Avions au sol, attente d’un repreneur : course contre la montre pour Aigle Azur

Dans une situation critique, Aigle Azur doit trouver un repreneur d’ici à lundi pour ne pas sombrer. Photo AFP

En cessation d’activité et dans l’attente d’un repreneur, la compagnie Aigle Azur cloue tous ses avions au sol depuis hier soir au risque de laisser des milliers de passagers bloqués, un casse-tête pour le gouvernement français qui cherche à les rapatrier et s’active pour trouver un repreneur. Si 44 vols devaient encore être assurés hier, les clients d’Aigle Azur doivent désormais se débrouiller. Plusieurs vols, dont des Beyrouth-Paris, avaient déjà été annulés depuis mardi.

Dans une situation financière critique, la compagnie ne pourra dédommager personne ni assurer le rapatriement de voyageurs dont le vol retour a été annulé. « Si vous effectuez un vol retour après le 6 septembre 2019, et ce quel que soit l’aéroport de départ, ce vol est annulé. Vous serez contraint d’acquérir un autre billet retour », a expliqué sans ambiguïté la compagnie dans un message à ses clients.

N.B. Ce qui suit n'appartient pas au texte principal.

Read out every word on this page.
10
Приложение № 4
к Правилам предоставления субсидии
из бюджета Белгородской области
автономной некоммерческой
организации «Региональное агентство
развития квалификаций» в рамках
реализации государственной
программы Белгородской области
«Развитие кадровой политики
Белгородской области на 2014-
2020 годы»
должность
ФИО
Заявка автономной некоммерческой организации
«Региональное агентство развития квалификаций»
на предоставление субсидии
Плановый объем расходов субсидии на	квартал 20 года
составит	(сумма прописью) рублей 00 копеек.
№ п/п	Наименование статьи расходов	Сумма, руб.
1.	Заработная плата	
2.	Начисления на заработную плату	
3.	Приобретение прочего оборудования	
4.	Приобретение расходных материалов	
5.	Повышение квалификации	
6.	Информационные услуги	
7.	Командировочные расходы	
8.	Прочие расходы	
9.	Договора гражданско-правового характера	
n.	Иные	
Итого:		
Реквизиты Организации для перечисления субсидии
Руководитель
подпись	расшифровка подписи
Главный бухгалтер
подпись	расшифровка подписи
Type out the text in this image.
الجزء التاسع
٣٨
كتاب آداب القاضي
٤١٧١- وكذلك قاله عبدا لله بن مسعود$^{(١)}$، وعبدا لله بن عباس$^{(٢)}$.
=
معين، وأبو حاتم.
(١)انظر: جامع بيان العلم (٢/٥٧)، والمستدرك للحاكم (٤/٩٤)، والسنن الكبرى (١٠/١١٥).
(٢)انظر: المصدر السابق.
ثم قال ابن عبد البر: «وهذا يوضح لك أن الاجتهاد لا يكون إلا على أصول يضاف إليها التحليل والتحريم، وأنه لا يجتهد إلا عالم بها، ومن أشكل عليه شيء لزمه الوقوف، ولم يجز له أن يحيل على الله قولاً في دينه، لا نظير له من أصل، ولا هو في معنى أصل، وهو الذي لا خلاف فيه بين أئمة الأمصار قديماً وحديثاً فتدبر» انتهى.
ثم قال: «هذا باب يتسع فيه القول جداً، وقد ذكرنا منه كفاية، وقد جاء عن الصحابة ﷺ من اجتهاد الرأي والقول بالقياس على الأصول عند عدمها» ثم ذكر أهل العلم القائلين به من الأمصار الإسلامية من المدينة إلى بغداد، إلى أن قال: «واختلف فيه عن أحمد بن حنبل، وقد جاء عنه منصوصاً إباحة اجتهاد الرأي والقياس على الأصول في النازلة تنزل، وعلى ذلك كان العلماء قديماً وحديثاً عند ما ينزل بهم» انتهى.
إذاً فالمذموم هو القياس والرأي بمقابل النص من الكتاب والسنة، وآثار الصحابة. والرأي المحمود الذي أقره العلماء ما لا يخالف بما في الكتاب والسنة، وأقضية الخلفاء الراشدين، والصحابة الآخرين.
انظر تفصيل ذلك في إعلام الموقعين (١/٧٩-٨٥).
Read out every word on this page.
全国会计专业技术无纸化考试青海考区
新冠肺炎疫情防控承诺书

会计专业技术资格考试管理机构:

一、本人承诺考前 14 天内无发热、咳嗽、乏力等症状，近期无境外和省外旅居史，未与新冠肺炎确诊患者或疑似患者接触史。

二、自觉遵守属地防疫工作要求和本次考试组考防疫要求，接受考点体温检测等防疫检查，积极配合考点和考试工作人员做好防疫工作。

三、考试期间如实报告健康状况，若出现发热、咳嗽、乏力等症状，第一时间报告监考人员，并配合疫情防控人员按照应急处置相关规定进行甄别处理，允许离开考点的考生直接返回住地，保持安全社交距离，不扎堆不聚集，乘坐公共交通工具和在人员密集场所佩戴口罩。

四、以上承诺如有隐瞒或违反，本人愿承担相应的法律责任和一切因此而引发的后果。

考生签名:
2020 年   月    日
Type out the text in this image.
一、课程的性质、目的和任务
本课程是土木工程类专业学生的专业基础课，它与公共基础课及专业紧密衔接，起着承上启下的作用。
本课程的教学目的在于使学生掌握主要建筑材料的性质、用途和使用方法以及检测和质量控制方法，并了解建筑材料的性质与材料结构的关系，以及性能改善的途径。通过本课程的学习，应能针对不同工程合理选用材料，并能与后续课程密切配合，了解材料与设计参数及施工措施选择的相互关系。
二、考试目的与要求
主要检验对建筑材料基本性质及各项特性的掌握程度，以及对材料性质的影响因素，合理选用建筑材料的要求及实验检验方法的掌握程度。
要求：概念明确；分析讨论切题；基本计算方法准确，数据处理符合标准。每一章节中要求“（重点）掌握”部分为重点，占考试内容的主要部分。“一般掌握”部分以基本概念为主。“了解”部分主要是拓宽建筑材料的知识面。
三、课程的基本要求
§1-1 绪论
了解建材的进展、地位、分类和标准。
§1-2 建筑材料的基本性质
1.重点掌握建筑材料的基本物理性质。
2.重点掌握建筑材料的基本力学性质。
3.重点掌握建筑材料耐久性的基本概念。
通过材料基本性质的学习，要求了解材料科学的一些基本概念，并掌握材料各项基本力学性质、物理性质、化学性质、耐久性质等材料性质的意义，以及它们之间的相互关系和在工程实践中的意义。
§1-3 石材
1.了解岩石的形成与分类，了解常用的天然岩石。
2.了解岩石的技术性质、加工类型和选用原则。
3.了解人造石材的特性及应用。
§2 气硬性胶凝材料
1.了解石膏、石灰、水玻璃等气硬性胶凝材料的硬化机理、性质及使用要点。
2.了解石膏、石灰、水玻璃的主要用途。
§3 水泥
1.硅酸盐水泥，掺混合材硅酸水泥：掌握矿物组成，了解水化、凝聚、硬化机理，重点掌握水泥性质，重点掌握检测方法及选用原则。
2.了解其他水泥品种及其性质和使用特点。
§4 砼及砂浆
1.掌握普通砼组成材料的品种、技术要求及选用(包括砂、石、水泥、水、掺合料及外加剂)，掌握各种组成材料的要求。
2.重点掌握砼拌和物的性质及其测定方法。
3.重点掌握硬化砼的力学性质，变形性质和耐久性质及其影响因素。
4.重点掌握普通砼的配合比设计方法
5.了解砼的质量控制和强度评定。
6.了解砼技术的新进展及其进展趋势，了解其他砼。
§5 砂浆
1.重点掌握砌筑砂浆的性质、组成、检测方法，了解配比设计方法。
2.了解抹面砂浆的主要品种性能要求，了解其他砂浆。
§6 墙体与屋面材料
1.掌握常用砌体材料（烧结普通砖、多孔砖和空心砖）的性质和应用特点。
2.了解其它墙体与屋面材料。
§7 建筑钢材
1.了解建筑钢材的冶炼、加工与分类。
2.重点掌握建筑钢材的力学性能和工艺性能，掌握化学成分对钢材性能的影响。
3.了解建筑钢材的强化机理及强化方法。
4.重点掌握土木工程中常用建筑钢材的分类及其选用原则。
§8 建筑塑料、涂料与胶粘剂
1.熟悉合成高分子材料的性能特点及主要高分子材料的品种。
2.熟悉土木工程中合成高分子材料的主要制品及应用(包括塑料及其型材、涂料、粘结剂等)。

« Ce sont plusieurs milliers de personnes qui sont bloquées aujourd’hui », notamment « en Algérie et au Mali », a reconnu vendredi matin le secrétaire d’État français aux Transports, Jean-Baptiste Djebbari. « Nous discutons avec des compagnies aériennes françaises, avec le groupe Air France, pour mettre en place les solutions les plus appropriées et pour qu’aucun passager qui se trouve aujourd’hui hors du territoire français ne se retrouve sans solution », a poursuivi cet ancien pilote de ligne.

Plusieurs compagnies ont d’ores et déjà proposé des tarifs spéciaux pour les clients dont le vol Aigle Azur est annulé. Air France propose ainsi des vols Porto-Paris à partir de 42 euros (soit 46 dollars), Alger-Paris à partir de 83 euros (soit 92 dollars) et Bamako-Paris à partir de 329 euros (soit 363 dollars), sous réserve de disponibilité et à condition de réserver par téléphone ou aux agences et comptoirs de la compagnie. Même politique pour Vueling (groupe IAG) qui a d’ores et déjà annoncé un tarif de 80 euros (soit 88 dollars) pour la liaison Alger-Marseille et de 100 euros (soit 110 dollars) pour Paris-Porto, et ce jusqu’au 15 octobre. Du côté de Transavia, le Paris-Porto est également à 100 euros et la ligne Lyon-Alger à partir de 80 euros.

Dans une situation critique, Aigle Azur, qui exploite de nombreuses liaisons vers le Maghreb, doit trouver un repreneur d’ici à lundi pour ne pas sombrer. Sa trésorerie en Algérie – 15 millions d’euros (soit 16,6 millions de dollars) – est notamment difficile à rapatrier, ce qui n’arrange pas ses affaires.

Une offre principale

Du côté du gouvernement français, on assure effectuer toutes les démarches possibles tant sur les questions de trésorerie que de reprise. En déplacement à Strasbourg, le ministre de l’Économie Bruno Le Maire a évoqué hier « une offre principale » de reprise, sans toutefois dévoiler l’identité de ce repreneur potentiel. « Il y a une offre principale sur laquelle nous travaillons » mais « je ne peux pas vous en dire plus parce que je souhaite qu’elle aboutisse et que je ne veux pas affaiblir les discussions qui sont en cours », a-t-il déclaré à la presse. D’autres offres « sérieuses » sont « envisageables » et « sur la table », a-t-il affirmé.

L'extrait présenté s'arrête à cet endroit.